Running Backs- NFL Draft 18

1. Saquon Barkley (Penn State)– He was such a special player to watch in 2017 for James Franklin’s Nittany Lions and when you watch his highlights, you see everything that he does and ask yourself one thing: What can’t he do? He returns kicks (remember how he silenced the shoe with his opening kickoff return), he can run routes and impact the passing game as he does the running game and we know what he can do on the ground as a runner. There wasn’t a doubt in my mind that Saquon Barkley won’t be the number one running back on many draft lists this Spring. He’s always moving and he never quits on any play. He’s a high-tempo runner with a vision of the whole field and keeps his eyes darting while navigating interior running lanes. He shows a tremendous ability to cutback and turns his speed on another notch when he hits the corner. As a receiver, he wins each battle against anyone trying to defend him. He’s an effective separator when it comes to running his routes and he bullies linebackers on wheel routes. He steps onto the field with a high competitive drive.

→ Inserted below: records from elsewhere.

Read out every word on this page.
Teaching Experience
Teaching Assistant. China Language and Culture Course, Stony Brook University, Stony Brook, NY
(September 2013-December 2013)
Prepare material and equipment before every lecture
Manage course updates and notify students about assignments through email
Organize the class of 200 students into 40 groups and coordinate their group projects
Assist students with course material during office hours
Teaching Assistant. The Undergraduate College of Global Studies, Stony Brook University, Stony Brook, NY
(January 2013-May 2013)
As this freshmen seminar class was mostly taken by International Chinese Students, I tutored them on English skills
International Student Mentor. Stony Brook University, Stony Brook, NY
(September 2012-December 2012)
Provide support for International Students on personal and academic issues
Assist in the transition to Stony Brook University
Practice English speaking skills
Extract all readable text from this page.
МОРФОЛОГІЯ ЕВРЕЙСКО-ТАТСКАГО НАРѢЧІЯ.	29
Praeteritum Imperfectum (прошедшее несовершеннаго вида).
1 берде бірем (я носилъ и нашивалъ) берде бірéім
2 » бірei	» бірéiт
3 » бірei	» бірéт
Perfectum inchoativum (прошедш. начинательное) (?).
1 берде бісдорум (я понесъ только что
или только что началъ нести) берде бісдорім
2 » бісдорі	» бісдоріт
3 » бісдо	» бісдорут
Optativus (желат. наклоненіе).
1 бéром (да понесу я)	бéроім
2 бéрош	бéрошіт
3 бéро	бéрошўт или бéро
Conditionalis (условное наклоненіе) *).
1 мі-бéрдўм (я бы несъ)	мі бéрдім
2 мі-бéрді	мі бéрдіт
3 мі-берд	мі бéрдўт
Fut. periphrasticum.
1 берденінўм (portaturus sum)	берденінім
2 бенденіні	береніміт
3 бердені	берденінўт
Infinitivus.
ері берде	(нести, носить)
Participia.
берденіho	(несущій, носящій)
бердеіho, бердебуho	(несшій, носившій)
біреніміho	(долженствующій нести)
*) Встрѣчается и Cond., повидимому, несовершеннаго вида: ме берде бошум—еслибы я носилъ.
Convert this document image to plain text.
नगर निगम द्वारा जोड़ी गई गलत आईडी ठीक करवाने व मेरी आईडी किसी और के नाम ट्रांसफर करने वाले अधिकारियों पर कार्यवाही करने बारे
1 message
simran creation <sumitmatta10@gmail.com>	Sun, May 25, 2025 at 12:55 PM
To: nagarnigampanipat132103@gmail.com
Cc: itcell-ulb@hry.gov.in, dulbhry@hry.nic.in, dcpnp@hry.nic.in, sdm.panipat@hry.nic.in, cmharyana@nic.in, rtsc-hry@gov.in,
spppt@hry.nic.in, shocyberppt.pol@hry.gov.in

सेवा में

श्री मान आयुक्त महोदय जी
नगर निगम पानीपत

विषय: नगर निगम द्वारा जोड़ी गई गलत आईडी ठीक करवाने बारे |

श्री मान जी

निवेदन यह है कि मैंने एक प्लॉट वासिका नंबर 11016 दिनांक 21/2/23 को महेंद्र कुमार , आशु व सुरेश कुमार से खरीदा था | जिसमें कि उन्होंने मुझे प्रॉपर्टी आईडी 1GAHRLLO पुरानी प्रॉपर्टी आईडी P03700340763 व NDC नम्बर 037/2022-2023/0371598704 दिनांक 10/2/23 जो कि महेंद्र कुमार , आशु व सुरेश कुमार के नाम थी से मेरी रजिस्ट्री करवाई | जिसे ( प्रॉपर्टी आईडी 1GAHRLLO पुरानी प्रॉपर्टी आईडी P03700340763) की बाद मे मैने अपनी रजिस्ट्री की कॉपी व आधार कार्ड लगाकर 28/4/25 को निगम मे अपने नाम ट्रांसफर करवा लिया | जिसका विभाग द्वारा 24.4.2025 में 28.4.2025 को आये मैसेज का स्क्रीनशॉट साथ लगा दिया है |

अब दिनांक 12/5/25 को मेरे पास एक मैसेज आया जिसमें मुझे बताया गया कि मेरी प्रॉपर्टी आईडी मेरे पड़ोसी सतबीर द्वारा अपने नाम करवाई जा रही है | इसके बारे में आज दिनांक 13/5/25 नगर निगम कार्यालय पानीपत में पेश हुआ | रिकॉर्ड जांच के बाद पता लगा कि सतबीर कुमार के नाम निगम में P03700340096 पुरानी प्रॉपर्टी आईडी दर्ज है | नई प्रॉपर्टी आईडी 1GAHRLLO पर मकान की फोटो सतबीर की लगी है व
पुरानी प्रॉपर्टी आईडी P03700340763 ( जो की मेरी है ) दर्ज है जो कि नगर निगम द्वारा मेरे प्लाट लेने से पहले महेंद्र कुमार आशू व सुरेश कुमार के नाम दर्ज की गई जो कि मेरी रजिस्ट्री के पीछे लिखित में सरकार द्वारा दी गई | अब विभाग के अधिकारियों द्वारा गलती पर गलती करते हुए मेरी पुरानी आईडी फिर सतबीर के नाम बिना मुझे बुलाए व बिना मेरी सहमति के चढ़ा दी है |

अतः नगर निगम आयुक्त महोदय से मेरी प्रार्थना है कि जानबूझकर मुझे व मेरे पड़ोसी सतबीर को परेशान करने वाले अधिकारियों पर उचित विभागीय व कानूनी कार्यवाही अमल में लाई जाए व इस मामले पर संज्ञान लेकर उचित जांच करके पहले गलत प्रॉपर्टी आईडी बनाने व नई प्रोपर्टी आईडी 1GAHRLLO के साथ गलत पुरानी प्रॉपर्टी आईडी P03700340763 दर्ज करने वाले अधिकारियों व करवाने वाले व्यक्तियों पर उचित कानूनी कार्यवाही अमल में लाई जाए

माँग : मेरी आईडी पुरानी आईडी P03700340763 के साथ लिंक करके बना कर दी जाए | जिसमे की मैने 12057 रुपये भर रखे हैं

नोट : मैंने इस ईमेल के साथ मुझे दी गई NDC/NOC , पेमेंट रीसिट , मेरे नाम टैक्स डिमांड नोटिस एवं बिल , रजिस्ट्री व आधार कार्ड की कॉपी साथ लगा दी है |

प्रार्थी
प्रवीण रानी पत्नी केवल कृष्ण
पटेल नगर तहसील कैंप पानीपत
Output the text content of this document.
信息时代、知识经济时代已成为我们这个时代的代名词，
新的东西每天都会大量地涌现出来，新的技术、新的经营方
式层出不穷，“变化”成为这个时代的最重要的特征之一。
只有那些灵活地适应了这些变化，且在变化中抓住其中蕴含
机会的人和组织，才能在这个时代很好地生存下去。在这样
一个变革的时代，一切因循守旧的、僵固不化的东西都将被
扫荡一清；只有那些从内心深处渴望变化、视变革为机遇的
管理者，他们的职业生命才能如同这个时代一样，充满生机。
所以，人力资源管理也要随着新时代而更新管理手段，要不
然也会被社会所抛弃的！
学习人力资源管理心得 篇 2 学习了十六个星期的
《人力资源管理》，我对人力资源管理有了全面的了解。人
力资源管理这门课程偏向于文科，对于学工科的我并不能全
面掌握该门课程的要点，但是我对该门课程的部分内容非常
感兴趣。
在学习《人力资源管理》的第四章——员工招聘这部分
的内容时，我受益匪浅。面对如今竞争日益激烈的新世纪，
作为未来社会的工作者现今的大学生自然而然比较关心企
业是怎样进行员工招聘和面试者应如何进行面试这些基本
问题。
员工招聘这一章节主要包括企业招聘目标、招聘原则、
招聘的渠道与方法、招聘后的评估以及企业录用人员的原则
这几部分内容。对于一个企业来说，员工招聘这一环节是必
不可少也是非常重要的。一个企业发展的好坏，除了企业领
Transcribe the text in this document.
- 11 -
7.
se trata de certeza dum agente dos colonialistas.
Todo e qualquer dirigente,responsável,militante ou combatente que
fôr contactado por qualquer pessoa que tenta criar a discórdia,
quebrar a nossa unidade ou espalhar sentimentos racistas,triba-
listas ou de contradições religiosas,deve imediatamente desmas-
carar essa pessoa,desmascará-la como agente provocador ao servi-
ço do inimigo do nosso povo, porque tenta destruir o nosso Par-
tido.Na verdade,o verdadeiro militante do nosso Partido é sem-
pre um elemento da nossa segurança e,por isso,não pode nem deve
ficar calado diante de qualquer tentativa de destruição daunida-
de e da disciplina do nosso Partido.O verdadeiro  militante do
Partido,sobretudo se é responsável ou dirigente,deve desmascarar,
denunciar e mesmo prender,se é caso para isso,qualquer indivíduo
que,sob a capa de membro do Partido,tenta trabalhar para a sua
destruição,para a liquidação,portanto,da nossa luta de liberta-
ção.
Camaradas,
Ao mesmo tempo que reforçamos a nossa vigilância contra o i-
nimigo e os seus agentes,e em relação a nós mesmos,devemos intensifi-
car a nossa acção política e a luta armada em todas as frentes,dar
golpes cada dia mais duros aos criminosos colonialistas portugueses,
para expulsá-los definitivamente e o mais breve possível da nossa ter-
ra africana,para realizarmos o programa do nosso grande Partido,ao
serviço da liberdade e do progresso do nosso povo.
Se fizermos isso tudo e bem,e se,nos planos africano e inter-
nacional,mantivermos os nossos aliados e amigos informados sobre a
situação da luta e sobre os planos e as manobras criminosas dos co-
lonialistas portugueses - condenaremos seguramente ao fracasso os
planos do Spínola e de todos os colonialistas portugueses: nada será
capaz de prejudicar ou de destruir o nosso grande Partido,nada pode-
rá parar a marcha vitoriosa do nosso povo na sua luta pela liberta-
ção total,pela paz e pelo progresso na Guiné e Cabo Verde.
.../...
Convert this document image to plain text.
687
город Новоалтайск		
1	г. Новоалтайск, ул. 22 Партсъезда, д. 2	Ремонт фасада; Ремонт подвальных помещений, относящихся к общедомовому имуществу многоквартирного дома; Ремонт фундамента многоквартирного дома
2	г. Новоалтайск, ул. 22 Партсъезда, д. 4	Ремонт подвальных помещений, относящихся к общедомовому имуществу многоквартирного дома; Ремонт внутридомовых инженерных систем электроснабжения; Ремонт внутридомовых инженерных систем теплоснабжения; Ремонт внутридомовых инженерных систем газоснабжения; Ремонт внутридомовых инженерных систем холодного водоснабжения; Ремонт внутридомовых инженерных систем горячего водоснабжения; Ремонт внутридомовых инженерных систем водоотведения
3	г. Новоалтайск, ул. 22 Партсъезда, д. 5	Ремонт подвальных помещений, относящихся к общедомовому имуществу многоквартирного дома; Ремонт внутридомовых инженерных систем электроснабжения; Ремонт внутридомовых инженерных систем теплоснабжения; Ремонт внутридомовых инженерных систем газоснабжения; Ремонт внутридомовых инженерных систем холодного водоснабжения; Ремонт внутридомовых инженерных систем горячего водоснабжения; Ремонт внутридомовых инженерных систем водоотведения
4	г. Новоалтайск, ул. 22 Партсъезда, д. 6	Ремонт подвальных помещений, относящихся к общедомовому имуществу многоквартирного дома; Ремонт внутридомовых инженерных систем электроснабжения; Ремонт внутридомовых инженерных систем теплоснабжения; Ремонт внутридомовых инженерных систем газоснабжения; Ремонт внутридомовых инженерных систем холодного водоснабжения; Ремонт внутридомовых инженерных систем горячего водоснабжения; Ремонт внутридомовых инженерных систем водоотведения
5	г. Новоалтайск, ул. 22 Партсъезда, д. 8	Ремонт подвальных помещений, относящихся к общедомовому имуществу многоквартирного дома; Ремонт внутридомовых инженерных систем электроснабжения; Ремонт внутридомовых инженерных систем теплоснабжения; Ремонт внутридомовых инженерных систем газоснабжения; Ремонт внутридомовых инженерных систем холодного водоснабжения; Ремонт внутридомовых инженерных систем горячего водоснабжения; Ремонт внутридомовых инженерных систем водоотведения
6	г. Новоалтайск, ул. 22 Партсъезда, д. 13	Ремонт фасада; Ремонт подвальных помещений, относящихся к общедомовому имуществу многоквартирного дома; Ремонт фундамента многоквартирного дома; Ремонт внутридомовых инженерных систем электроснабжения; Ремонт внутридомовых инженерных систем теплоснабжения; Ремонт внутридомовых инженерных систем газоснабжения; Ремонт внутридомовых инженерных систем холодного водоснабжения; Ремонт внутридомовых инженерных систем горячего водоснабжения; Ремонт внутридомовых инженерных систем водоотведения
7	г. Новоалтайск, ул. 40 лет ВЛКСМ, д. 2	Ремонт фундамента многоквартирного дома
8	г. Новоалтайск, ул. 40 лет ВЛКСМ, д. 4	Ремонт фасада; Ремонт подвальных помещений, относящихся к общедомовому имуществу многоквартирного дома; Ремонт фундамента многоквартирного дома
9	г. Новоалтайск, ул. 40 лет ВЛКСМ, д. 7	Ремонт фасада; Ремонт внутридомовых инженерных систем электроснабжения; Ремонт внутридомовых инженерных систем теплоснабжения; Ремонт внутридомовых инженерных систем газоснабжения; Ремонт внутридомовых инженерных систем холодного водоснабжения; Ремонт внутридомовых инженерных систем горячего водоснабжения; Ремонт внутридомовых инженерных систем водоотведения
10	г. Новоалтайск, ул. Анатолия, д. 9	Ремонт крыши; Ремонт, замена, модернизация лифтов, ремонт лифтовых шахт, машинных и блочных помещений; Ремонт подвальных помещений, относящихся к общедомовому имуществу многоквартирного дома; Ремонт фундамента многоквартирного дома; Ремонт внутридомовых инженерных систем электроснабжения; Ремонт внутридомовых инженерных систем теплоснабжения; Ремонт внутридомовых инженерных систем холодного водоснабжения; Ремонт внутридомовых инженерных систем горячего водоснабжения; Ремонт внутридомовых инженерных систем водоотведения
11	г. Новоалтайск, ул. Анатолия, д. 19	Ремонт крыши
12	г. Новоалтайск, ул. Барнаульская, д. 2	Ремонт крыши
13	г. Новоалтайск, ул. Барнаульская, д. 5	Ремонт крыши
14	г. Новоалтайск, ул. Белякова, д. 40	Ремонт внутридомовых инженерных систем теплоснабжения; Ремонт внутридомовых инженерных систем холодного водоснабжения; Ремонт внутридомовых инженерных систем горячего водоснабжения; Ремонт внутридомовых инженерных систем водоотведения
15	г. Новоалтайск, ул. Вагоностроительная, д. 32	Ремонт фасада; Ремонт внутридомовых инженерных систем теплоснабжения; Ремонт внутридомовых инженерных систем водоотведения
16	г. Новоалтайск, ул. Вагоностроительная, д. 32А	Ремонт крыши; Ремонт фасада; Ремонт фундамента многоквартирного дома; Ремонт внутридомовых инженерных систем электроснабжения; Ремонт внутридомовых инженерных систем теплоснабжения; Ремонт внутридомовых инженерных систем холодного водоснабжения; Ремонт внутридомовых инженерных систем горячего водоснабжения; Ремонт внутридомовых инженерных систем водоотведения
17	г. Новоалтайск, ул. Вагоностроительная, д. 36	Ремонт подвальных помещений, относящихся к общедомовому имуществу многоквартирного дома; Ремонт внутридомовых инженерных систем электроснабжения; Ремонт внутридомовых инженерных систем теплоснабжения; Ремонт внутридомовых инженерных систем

2. Derrius Guice (LSU)– He was a part of the tandem the LSU Tigers used when Leonard Fournette still played. When Fournette decided to go pro, the keys were handed to Derrius Guice. He has an electric trio of speed, power, and balance and can show great awareness to escape away from trouble, make alterations and also has the footwork along with the athleticism to spin away from tackle attempts. Guice has quality field vision and can make sudden cuts without rolling into low gear. He’s a hard runner that will push himself to obtain those extra yards. I’d like to see him improve as a receiving back especially at the next level where the quarterbacks enjoy checking the football down to their running backs. He’s not your typical third-down back, but he has the engine to get large chunks of yards.

3. Ronald Jones (USC)– When he was a true freshman, he didn’t start a single game. In 2016, Ronald Jones became the full-time starter after Justin Davis was injured and never looked back. He’s a bigger and more powerful Jamaal Charles. He’s a very patient, yet calm runner and that shows when oncoming traffic is in his presence. For the position, he plays with very light and electric feet that help him get through tight quarters and spaces. He’s elite when it comes to planting the foot down and accelerating and he also a deadly start-stop motion to ruin a linebacker’s pace to bring him down. He has ways to slide himself through traffic and maneuver to the outside track. He has no problem squaring up for contact balance and he fights for every yard. He isn’t necessarily the sharpest pass-catcher out the backfield, but he’s more than capable of doing so.

4. Sony Michel (Georgia)– Along with Nick Chubb, I became a big fan of his this past season and he was a big reason why the Georgia Bulldogs were so successful and had the season they did. Throughout the year, I found myself quite often comparing him to Alvin Kamara, especially with how he found ways to impact the game. He’s a smart runner and he doesn’t try to spin away from tacklers because that can always backfire and it can result in losing yards. He’s extremely durable and no matter where the ball maybe sitting, he’s a threat to take it to the endzone. Six of his touchdown runs went for 16 yards or more this season. He has a stout lower body that allows him to rip through arm tackles and balance his way through contact. He’s outstanding when it comes to blitz pickups and will make sure he blocks and picks up his assignments. He was a major factor in the Bulldogs come from behind win against the Oklahoma Sooners in the Rose Bowl.

5. Kerryon Johnson (Auburn)– He was the best player on Gus Malzahn’s SEC West division champion Auburn Tigers. When the offense needed a big play, Kerryon was always there to answer the call and make it happen. He’s a former basketball player like so many others made the transition to the football field and he plays with fast feet. He shows instant burst to rocket through the offensive line and gets into the second level of the field. He’s a physical runner that still uses the stiff-arm to this day, something you don’t see much of from backs today. He’s more likely to be the hammer than the nail when it comes to finishing. He shows his smarts and when defenses try to take away his runs, he can still impact the game by touching the football in multiple capacities. He’s very effective on screen passes, swing routes and check routes and makes adjustments to throws outside his frame.